The Dublin-based carrier believes there are "many opportunities" open to it, such as competing more vigorously at primary airports and in attracting business traffic which tends to travel more during the winter period. The upgrade, Ryanair’s third in four months, comes after the carrier’s half-year profit soared by 32 per cent to  €795 million and prompted its shares to shoot up 9 per cent to €8.28.
Its "ambitious" new forecasts for the six months to March 31 include the plan to fly an additional 2.2 million passengers compared with its previous estimate - leading to a total rise of 16 per cent or 5.3 million customers on a year earlier. The airline said its introduction of customer services, which boss Michael O’Leary, called “stopping unnecessarily pissing people off”, had bought more business travellers on board.

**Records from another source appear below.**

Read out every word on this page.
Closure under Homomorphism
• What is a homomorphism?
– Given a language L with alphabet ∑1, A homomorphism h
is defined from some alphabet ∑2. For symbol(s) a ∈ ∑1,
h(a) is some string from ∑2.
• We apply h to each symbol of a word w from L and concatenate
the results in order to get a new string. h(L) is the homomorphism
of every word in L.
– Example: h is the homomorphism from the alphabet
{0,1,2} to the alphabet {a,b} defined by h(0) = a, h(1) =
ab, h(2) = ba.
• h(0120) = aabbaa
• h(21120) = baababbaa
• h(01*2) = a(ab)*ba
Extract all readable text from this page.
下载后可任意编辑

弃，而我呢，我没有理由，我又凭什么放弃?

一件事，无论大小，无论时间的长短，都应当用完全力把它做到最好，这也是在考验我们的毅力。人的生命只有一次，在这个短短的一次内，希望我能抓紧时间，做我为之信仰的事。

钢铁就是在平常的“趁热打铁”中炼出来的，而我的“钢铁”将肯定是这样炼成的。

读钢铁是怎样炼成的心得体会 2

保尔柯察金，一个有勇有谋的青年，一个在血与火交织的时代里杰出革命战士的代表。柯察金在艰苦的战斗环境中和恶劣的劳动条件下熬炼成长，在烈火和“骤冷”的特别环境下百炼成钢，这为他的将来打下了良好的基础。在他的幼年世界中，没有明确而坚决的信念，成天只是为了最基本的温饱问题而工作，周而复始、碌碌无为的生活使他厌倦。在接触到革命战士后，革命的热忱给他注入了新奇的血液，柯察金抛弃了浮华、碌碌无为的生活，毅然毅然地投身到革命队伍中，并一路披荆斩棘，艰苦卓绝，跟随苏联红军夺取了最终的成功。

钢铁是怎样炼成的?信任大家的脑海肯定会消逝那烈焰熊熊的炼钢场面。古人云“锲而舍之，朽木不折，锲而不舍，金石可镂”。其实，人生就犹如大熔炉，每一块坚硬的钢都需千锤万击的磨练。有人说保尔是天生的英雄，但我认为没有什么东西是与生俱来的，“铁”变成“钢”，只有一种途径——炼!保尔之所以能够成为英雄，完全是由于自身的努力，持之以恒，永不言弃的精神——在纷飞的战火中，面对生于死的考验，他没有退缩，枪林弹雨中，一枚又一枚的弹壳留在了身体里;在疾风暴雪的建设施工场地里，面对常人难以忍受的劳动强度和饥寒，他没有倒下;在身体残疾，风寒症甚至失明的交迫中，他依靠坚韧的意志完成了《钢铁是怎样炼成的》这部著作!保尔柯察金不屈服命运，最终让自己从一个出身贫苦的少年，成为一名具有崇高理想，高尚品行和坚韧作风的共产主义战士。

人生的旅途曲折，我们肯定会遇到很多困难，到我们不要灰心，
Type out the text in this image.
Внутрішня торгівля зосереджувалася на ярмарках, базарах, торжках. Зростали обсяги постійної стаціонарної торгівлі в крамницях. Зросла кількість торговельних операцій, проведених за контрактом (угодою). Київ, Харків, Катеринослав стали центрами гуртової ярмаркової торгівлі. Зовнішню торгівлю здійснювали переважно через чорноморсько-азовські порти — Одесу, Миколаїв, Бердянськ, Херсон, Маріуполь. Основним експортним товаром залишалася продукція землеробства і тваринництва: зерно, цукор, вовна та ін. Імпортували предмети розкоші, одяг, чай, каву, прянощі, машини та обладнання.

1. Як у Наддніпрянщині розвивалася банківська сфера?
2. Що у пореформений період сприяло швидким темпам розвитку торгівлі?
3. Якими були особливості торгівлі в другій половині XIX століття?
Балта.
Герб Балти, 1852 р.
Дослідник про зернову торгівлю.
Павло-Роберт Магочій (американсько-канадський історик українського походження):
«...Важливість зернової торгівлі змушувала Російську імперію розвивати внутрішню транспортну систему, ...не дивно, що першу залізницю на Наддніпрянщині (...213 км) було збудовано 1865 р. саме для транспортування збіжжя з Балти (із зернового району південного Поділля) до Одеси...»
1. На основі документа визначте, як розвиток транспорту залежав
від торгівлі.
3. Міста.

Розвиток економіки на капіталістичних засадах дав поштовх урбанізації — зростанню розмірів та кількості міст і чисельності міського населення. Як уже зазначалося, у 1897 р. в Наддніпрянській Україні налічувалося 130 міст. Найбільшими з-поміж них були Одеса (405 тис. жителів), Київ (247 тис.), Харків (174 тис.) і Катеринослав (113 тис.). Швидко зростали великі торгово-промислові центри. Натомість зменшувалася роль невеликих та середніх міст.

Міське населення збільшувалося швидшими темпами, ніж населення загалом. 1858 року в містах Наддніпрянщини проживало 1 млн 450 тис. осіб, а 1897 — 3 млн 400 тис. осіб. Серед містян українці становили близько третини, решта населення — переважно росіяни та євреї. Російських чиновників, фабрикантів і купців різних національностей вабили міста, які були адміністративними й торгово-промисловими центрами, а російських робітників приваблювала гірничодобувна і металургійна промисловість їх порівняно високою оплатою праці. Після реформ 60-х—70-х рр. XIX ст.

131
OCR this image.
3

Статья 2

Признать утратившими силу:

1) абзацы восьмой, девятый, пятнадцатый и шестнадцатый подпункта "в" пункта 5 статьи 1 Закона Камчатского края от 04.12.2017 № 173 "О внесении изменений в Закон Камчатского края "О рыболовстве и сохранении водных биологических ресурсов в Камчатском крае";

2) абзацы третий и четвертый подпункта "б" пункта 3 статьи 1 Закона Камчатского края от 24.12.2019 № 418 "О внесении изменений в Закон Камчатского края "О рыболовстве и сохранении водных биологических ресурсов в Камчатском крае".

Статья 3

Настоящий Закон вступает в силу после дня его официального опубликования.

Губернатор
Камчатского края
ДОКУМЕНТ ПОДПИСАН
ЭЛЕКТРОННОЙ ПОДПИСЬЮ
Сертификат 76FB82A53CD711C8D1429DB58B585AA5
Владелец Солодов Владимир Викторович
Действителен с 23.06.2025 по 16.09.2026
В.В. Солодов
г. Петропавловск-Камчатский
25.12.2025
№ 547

It now expects annual profits of up to 770 million euros (£602 million), a rise of 18 per cent on its previous guidance. Profits for the summer half-year were 32 per cent higher at 795 million euros (£621.6 million), the company added. And Ryanair looks set to unleash a price war this winter as it adds bases at more major European airports to lure more business travellers from rivals, saying it will “use lower fares to achieve our significantly higher traffic targets”.
The airline's recent drive to improve its image is showing signs of paying off, having softened its stance on baggage charges and booking conditions and introduced allocated seating and a new business service. Passenger numbers are expected to rise by 12 per cent in the current quarter and 20 per cent in the last three months of the year, helping it to upgrade its annual profit forecast to €750 million-€770 million, compared with last year’s €523 million.
Ryanair said average fares will fall by between 3 per cent and 5 per cent in the current quarter before an aggressive promotional drive will cut fares by between 6 per cent and 10 per cent in the new year.
As a result, the airline expects to carry 89 million customers in the year to 31 March, a rise of 9 per cent on a year earlier and the second such upgrade since September.
Average fares will be up by 1 per cent to 47 euros (£36.76) across the year as a result of higher prices over the Easter period.